Cumulative link model analysis of the hard and soft traits as predictors of the habitat wetness preferences.
| Estimate | Std. Error | z value | Pr(>|z|) | ||
|---|---|---|---|---|---|
| Specific leaf area | 0.0814 | 0.038 | 2.157 | 0.031 | * |
| Stomatal Area | -0.0033 | 0.002 | -1.423 | 0.155 | |
| Leaf nitrogen content | -0.0559 | 0.057 | -0.983 | 0.325 | |
| Leaf dry matter content | -2.5420 | 13.430 | -0.189 | 0.850 | |
| Specific root length | -0.0001 | 0.007 | -0.012 | 0.990 | |
| Threshold dry|medium | 0.013 | 4.232 | 0.003 | ||
| Threshold medium|wet | 2.018 | 4.247 | 0.482 | ||
| R2 (McFadden’s R2) | 0.129 | ||||
| Water use efficiency at wilting point | -155.366 | 55.110 | -2.819 | 0.005 | ** |
| Maximum conductance | 0.023 | 0.009 | 2.696 | 0.007 | ** |
| Soil water potential at wilting point | 0.506 | 0.220 | 2.304 | 0.021 | * |
| Conductance at wilting point | -0.019 | 0.009 | -2.039 | 0.041 | * |
| Maximum Net Photosynthesis | -0.450 | 0.242 | -1.862 | 0.063 | . |
| Threshold dry|medium | -5.248 | 3.087 | -1.700 | ||
| Threshold medium|wet | -1.603 | 2.707 | -0.592 | ||
| R2 (McFadden’s R2) | 0.481 | ||||
(A) With the five soft traits identified in the present path analysis explaining 12.9% of total deviance. (B) With the five hard traits from Belluau and Shipley (2017) [10] explaining 48.1% of total deviance.
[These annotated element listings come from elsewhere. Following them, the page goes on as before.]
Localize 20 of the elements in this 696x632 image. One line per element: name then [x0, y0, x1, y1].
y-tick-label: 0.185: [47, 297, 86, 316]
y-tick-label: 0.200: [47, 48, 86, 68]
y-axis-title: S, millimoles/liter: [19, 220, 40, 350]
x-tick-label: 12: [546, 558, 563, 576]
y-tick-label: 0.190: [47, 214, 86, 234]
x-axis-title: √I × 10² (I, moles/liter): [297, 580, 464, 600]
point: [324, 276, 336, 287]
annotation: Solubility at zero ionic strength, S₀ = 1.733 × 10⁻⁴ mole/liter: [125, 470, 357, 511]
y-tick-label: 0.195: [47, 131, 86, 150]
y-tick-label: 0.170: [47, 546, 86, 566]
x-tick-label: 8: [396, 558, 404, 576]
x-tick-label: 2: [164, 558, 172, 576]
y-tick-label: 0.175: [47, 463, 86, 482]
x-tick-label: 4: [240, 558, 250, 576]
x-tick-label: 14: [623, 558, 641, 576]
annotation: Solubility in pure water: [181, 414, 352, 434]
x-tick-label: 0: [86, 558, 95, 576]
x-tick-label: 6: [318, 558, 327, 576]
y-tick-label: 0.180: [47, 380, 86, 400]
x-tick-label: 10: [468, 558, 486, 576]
Stepwise backward linear regression, based on AIC values, of each of five hard traits (Awilt, gswilt, Ψwilt, gsmax, Amax) on a linear combination of five soft traits (leaf dry matter content (LDMC, g g-1), specific leaf area (SLA, m2 kg-1), leaf nitrogen content (LNC, mg g-1), stomatal area (stomarea, (μm) and specific root length (SRL, m g-1)).
| Hard traits | Selected model | Radj2 |
|---|---|---|
| Awilt | Awilt ~ LDMC + SLA | 0.3177 |
| gswilt | gswilt ~ none | 0.0299 |
| Ψ | Ψwilt ~ none | 0.1179 |
| gsmax | gsmax ~ LDMC + LNC | 0.1521 |
| Amax | Amax ~ LDMC + SLA + LNC + stomarea + SRL | 0.4210 |
Shown are those soft variables that are significant predictors (p<0.05) and the selected model adjusted R2.
Fig 3Box plots showing the differences between species means of the soft trait values.
Traits are measured at field capacity and grouped by species according to affinity for habitat wetness. "D" (species typical of "dry" soils), "I" (species typical of "intermediate" soils), "W" (species typical of "wet" soils). Non-parametric (Kruskal-Wallis) 1-way ANOVAs did not detect any significant differences between the three species groups for any of these five traits.